“That comes at the end of the story,” Miss Ruth answered. “Are you ready for me to go on?”
Everybody said, “Yes,” and Elsa added: “I will put Susie in a rocking-chair and we can look at her and that will make the story seem more real than ever.”
“That is just the way Miss Dean used to have her,” said Miss Ruth, as Elsa placed the doll in a small rocking-chair upon a cushion and drew the chair toward the table.
“I remember,” Elsa answered.
Once more the girls took up their paint-brushes and went to work, while Ben stretched himself again upon the hearth-rug in his favourite position; and then the story-teller began again:
Miss Dean had been making ready for our party all the morning, I think, because we had so many things to eat. She seemed not to want to use anything which grandmother had sent. First, we had hot biscuit and little meat-balls; then we had chocolate frosted cake, currant-jelly tarts and plum preserves, with hot chocolate to drink.

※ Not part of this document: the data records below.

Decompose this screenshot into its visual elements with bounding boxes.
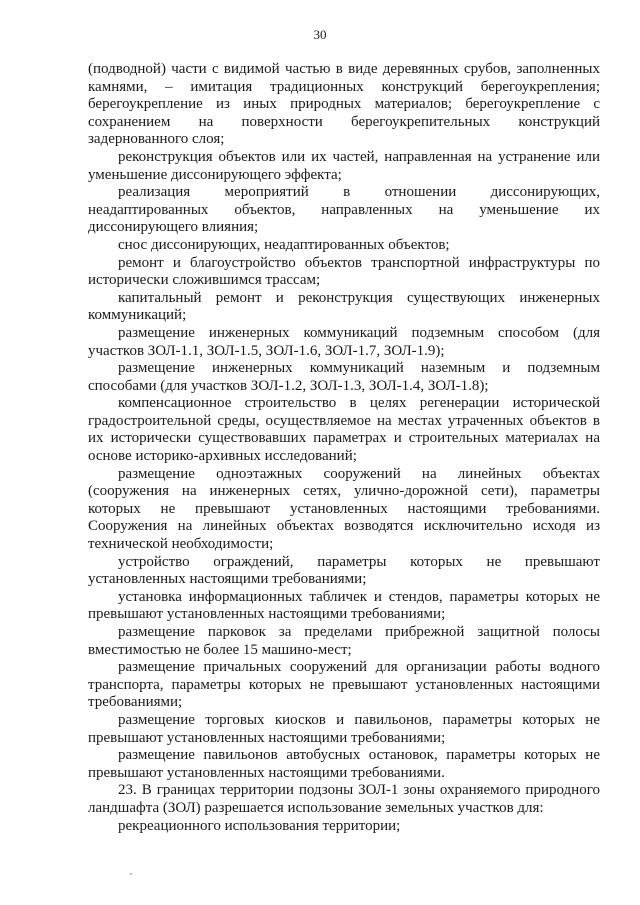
text-line: транспорта, параметры которых не превышают установленных настоящими bbox=[88, 676, 600, 693]
paragraph bbox=[88, 237, 600, 255]
text-line: компенсационное строительство в целях регенерации исторической bbox=[118, 395, 600, 412]
paragraph bbox=[88, 184, 600, 237]
text-line: исторически сложившимся трассам; bbox=[88, 272, 321, 289]
text-line: размещение инженерных коммуникаций наземным и подземным bbox=[118, 360, 600, 377]
text-line: градостроительной среды, осуществляемое на местах утраченных объектов в bbox=[88, 412, 600, 429]
text-line: устройство ограждений, параметры которых не превышают bbox=[118, 553, 600, 570]
paragraph bbox=[88, 395, 600, 465]
paragraph bbox=[88, 712, 600, 747]
text-line: размещение одноэтажных сооружений на линейных объектах bbox=[118, 465, 600, 482]
text-line: установленных настоящими требованиями; bbox=[88, 571, 367, 588]
text-line: которых не превышают установленных настоящими требованиями. bbox=[88, 500, 600, 517]
text-line: задернованного слоя; bbox=[88, 131, 225, 148]
text-line: размещение торговых киосков и павильонов, параметры которых не bbox=[118, 711, 600, 728]
text-line: снос диссонирующих, неадаптированных объектов; bbox=[118, 236, 450, 253]
text-line: размещение парковок за пределами прибрежной защитной полосы bbox=[118, 624, 600, 640]
text-line: уменьшение диссонирующего эффекта; bbox=[88, 166, 342, 183]
paragraph bbox=[88, 360, 600, 395]
text-line: вместимостью не более 15 машино-мест; bbox=[88, 641, 352, 658]
text-line: рекреационного использования территории; bbox=[118, 817, 401, 834]
text-line: установка информационных табличек и стендов, параметры которых не bbox=[118, 588, 600, 605]
text-line: участков ЗОЛ-1.1, ЗОЛ-1.5, ЗОЛ-1.6, ЗОЛ-1.7, ЗОЛ-1.9); bbox=[88, 342, 445, 359]
text-line: размещение инженерных коммуникаций подземным способом (для bbox=[118, 324, 600, 341]
paragraph bbox=[88, 782, 600, 817]
text-line: капитальный ремонт и реконструкция существующих инженерных bbox=[118, 289, 600, 306]
text-line: превышают установленных настоящими требованиями. bbox=[88, 764, 445, 781]
text-line: способами (для участков ЗОЛ-1.2, ЗОЛ-1.3, ЗОЛ-1.4, ЗОЛ-1.8); bbox=[88, 377, 489, 394]
text-line: размещение павильонов автобусных остановок, параметры которых не bbox=[118, 747, 600, 764]
paragraph bbox=[88, 747, 600, 782]
text-line: (подводной) части с видимой частью в виде деревянных срубов, заполненных bbox=[88, 61, 600, 77]
text-line: берегоукрепление из иных природных материалов; берегоукрепление с bbox=[88, 96, 600, 113]
text-line: диссонирующего влияния; bbox=[88, 219, 259, 236]
text-line: превышают установленных настоящими требованиями; bbox=[88, 606, 446, 623]
paragraph bbox=[88, 589, 600, 624]
paragraph bbox=[88, 818, 600, 836]
text-line: реализация мероприятий в отношении диссонирующих, bbox=[118, 184, 600, 201]
document-body bbox=[88, 61, 600, 835]
text-line: основе историко-архивных исследований; bbox=[88, 448, 357, 465]
text-line: размещение причальных сооружений для организации работы водного bbox=[118, 659, 600, 676]
text-line: неадаптированных объектов, направленных на уменьшение их bbox=[88, 201, 600, 218]
paragraph bbox=[88, 554, 600, 589]
text-line: реконструкция объектов или их частей, направленная на устранение или bbox=[118, 148, 600, 165]
text-line: требованиями; bbox=[88, 694, 183, 711]
text-line: их исторически существовавших параметрах и строительных материалах на bbox=[88, 430, 600, 447]
page-number: 30 bbox=[313, 27, 327, 42]
text-line: Сооружения на линейных объектах возводятся исключительно исходя из bbox=[88, 518, 600, 535]
paragraph bbox=[88, 659, 600, 712]
paragraph bbox=[88, 290, 600, 325]
text-line: (сооружения на инженерных сетях, улично-дорожной сети), параметры bbox=[88, 483, 600, 500]
text-line: технической необходимости; bbox=[88, 536, 274, 553]
text-line: 23. В границах территории подзоны ЗОЛ-1 зоны охраняемого природного bbox=[118, 782, 600, 799]
paragraph bbox=[88, 149, 600, 184]
text-line: превышают установленных настоящими требованиями; bbox=[88, 729, 446, 746]
text-line: ремонт и благоустройство объектов транспортной инфраструктуры по bbox=[118, 254, 600, 271]
scan-speck bbox=[130, 873, 132, 875]
paragraph bbox=[88, 61, 600, 149]
text-line: сохранением на поверхности берегоукрепительных конструкций bbox=[88, 113, 600, 130]
text-line: камнями, – имитация традиционных конструкций берегоукрепления; bbox=[88, 78, 600, 95]
paragraph bbox=[88, 466, 600, 554]
text-line: ландшафта (ЗОЛ) разрешается использование земельных участков для: bbox=[88, 799, 544, 816]
paragraph bbox=[88, 325, 600, 360]
paragraph bbox=[88, 255, 600, 290]
text-line: коммуникаций; bbox=[88, 307, 187, 324]
paragraph bbox=[88, 624, 600, 659]
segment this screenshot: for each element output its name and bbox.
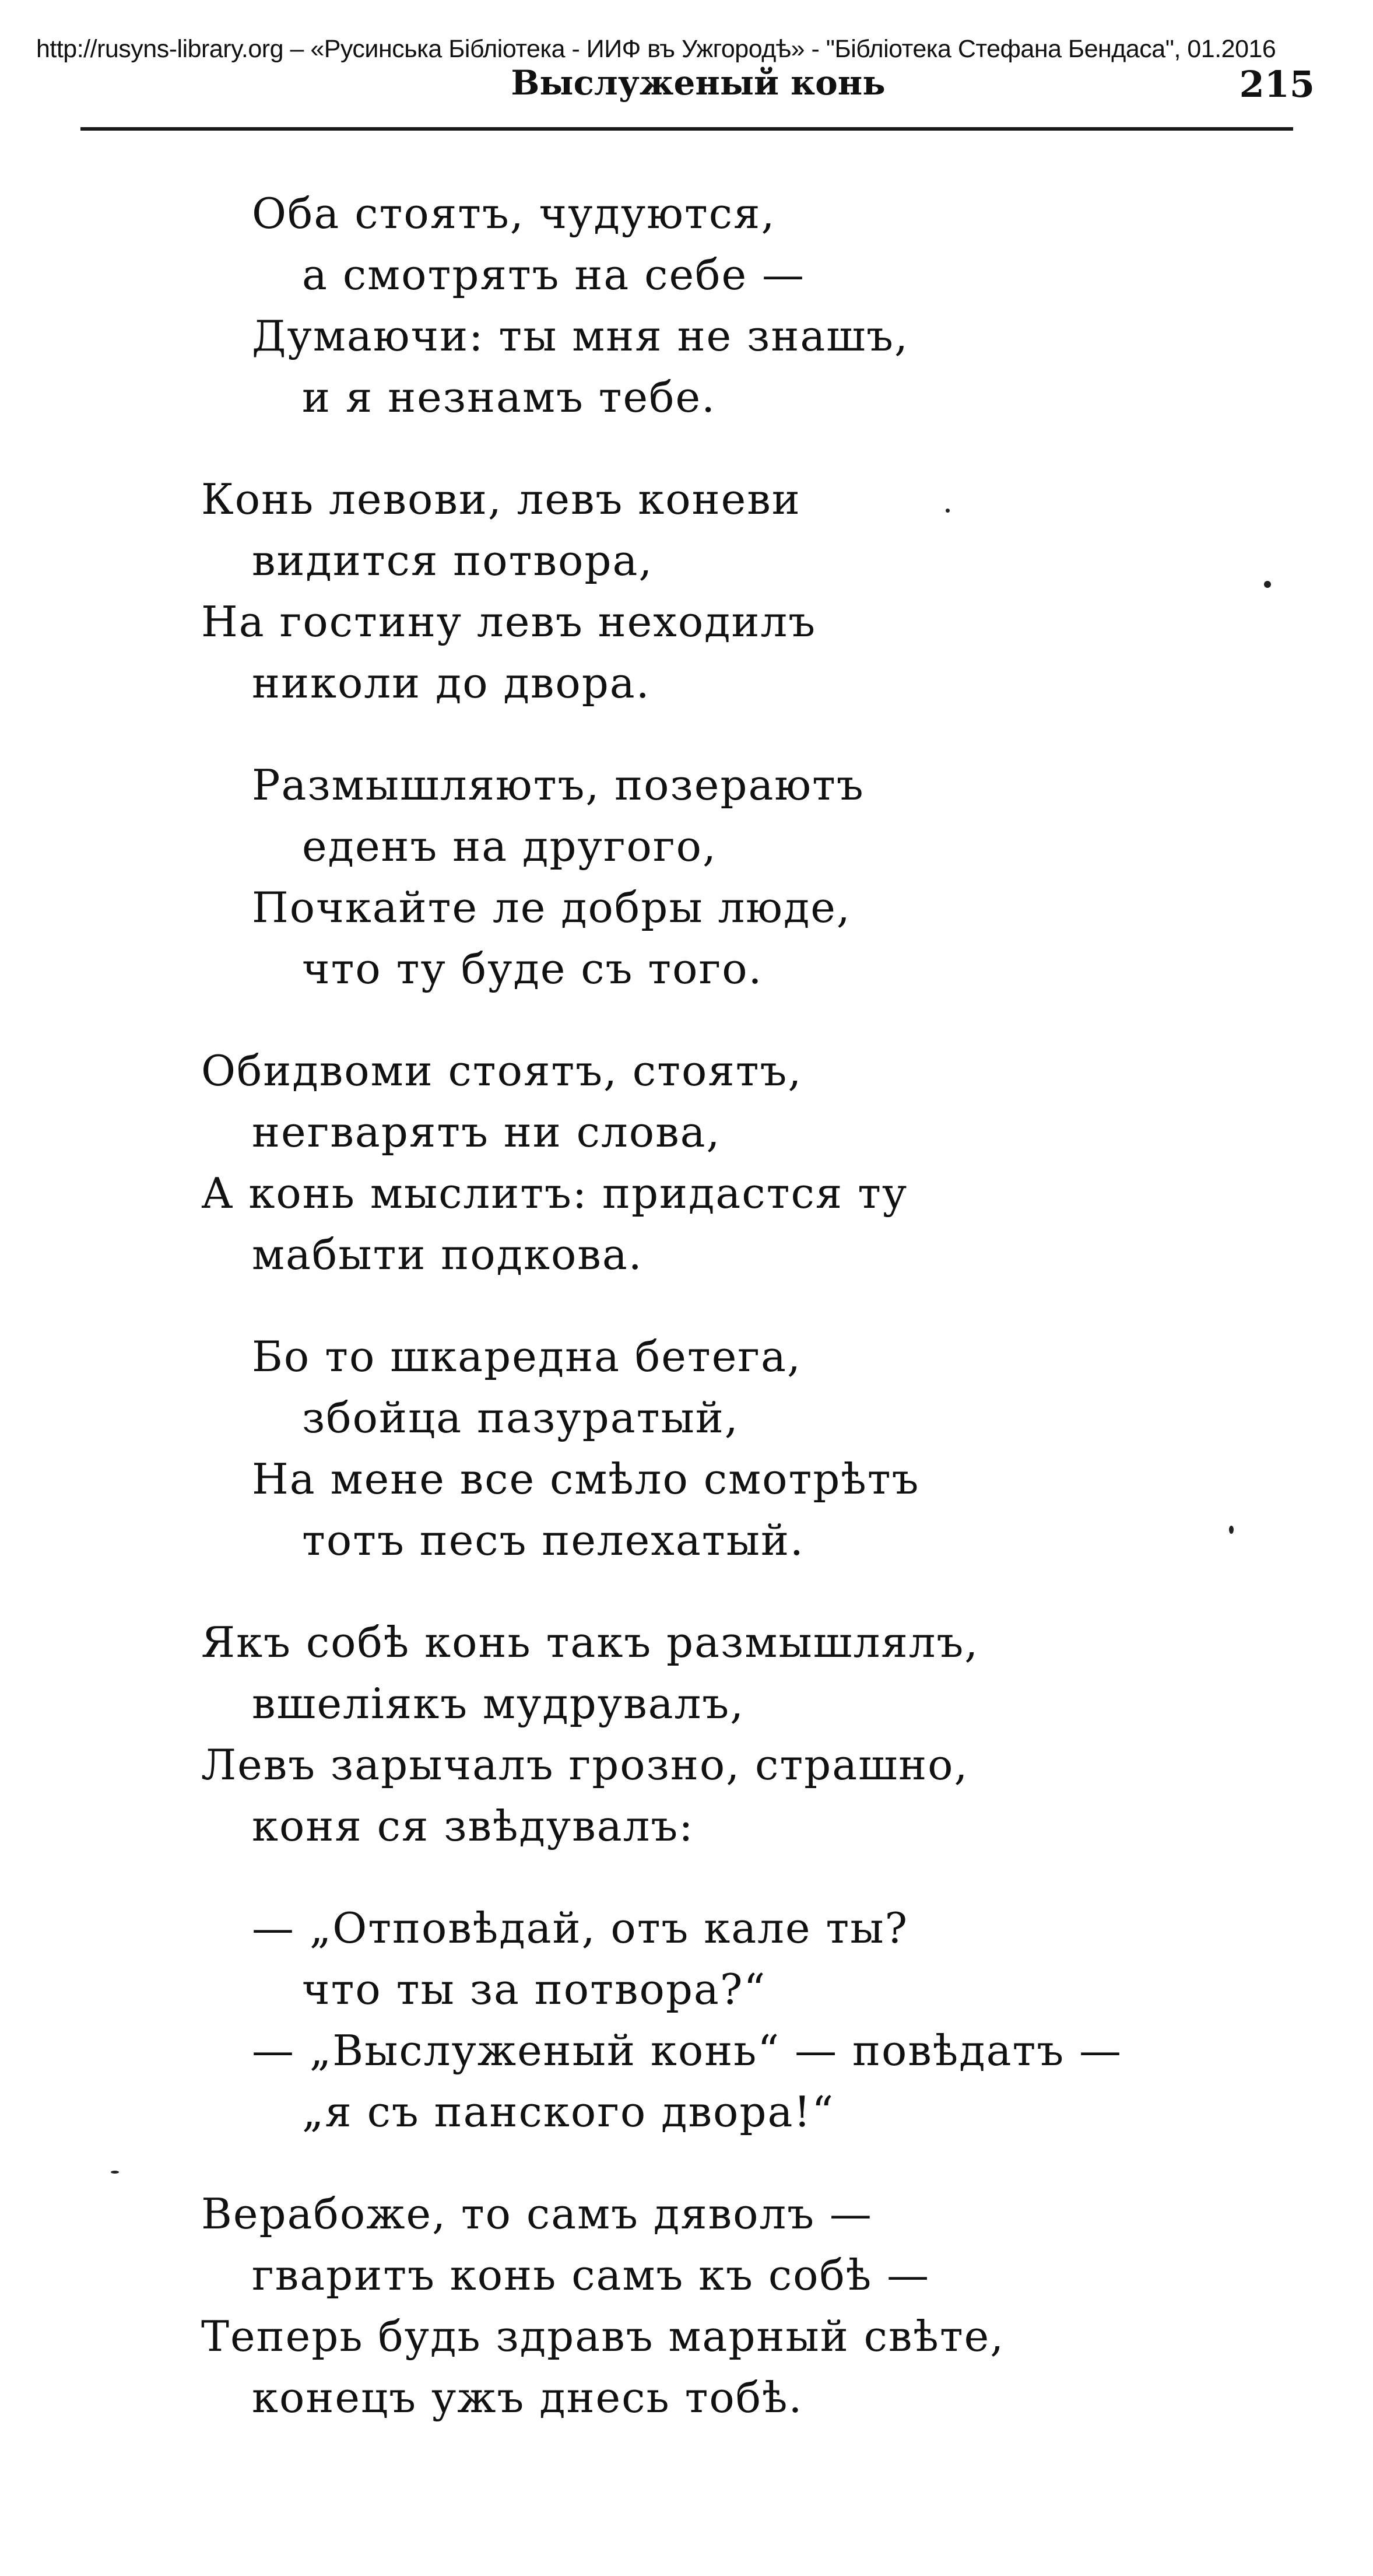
poem-line: а смотрятъ на себе — bbox=[302, 250, 805, 299]
poem-line: Обидвоми стоятъ, стоятъ, bbox=[201, 1046, 803, 1095]
scan-speck bbox=[946, 509, 950, 513]
poem-line: еденъ на другого, bbox=[302, 822, 717, 871]
scan-speck bbox=[1264, 581, 1271, 588]
poem-line: мабыти подкова. bbox=[252, 1230, 643, 1279]
poem-line: збойца пазуратый, bbox=[302, 1393, 739, 1442]
poem-line: Якъ собѣ конь такъ размышлялъ, bbox=[201, 1618, 979, 1667]
poem-line: Размышляютъ, позераютъ bbox=[252, 760, 865, 809]
poem-line: Теперь будь здравъ марный свѣте, bbox=[201, 2312, 1005, 2361]
poem-line: коня ся звѣдувалъ: bbox=[252, 1802, 694, 1850]
poem-line: А конь мыслитъ: придастся ту bbox=[201, 1169, 908, 1218]
poem-line: Почкайте ле добры люде, bbox=[252, 883, 851, 932]
poem-line: Бо то шкаредна бетега, bbox=[252, 1332, 802, 1381]
poem-line: На мене все смѣло смотрѣтъ bbox=[252, 1455, 920, 1503]
poem-line: что ты за потвора?“ bbox=[302, 1965, 767, 2014]
poem-line: конецъ ужъ днесь тобѣ. bbox=[252, 2373, 803, 2422]
poem-line: „я съ панского двора!“ bbox=[302, 2087, 835, 2136]
poem-line: Верабоже, то самъ дяволъ — bbox=[201, 2189, 873, 2238]
poem-line: — „Отповѣдай, отъ кале ты? bbox=[252, 1904, 909, 1953]
page-number: 215 bbox=[1239, 63, 1315, 106]
poem-line: гваритъ конь самъ къ собѣ — bbox=[252, 2251, 930, 2300]
poem-line: николи до двора. bbox=[252, 658, 651, 707]
poem-line: видится потвора, bbox=[252, 536, 654, 585]
poem-line: и я незнамъ тебе. bbox=[302, 373, 716, 422]
poem-line: что ту буде съ того. bbox=[302, 944, 763, 993]
poem-line: Думаючи: ты мня не знашъ, bbox=[252, 311, 909, 360]
scan-speck bbox=[111, 2171, 119, 2174]
poem-line: На гостину левъ неходилъ bbox=[201, 597, 817, 646]
poem-line: Конь левови, левъ коневи bbox=[201, 475, 801, 524]
poem-line: Левъ зарычалъ грозно, страшно, bbox=[201, 1740, 969, 1789]
poem-line: вшеліякъ мудрувалъ, bbox=[252, 1679, 745, 1728]
poem-line: — „Выслуженый конь“ — повѣдатъ — bbox=[252, 2026, 1123, 2075]
poem-line: тотъ песъ пелехатый. bbox=[302, 1516, 805, 1565]
scan-speck bbox=[1229, 1526, 1234, 1534]
poem-line: Оба стоятъ, чудуются, bbox=[252, 189, 776, 238]
poem-line: негварятъ ни слова, bbox=[252, 1107, 721, 1156]
page-title: Выслуженый конь bbox=[511, 63, 886, 103]
source-url-line: http://rusyns-library.org – «Русинська Бібліотека - ИИФ въ Ужгородѣ» - "Бібліотека Стефана Бендаса", 01.2016 bbox=[36, 35, 1276, 63]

“May we have Susie at the table with us?” I asked just as we were sitting down; so Miss Dean sat Susie on the dictionary in the tallest chair, and she put food on a plate for Susie, just as she did for me. When I wasn’t looking, Miss Dean slipped the food off to a plate on a side table, and then put more food in front of the doll, urging her in such a pretty way to eat more. I never shall forget how young and happy Miss Dean looked that day at the table, with such a kind, motherly expression in her large brown eyes.
We were just eating some preserved ginger and drinking the last of our chocolate, and Miss Dean was saying: “I am sure Susie would enjoy company very much indeed if she had more of it,” when there came a knock at the front door and my grandmother walked into the room. She and Miss Dean were such near neighbours and good friends that when either one called upon the other, she did not wait at the door, but walked in.
Miss Dean rose, greeted my grandmother, and then looked at me in such a timid, appealing manner that I knew she was thinking of Susie and wondering what my grandmother would think of the doll being there.
Grandmother sat down very straight in her chair, I remember, and looked around in her pleasant way. Her eyesight wasn’t very good. Probably, too, she didn’t remember how my own dolls looked. For very soon she said: “I see that Ruth brought her doll to have luncheon with you, Phœbe,”—grandmother always called Miss Dean by her first name.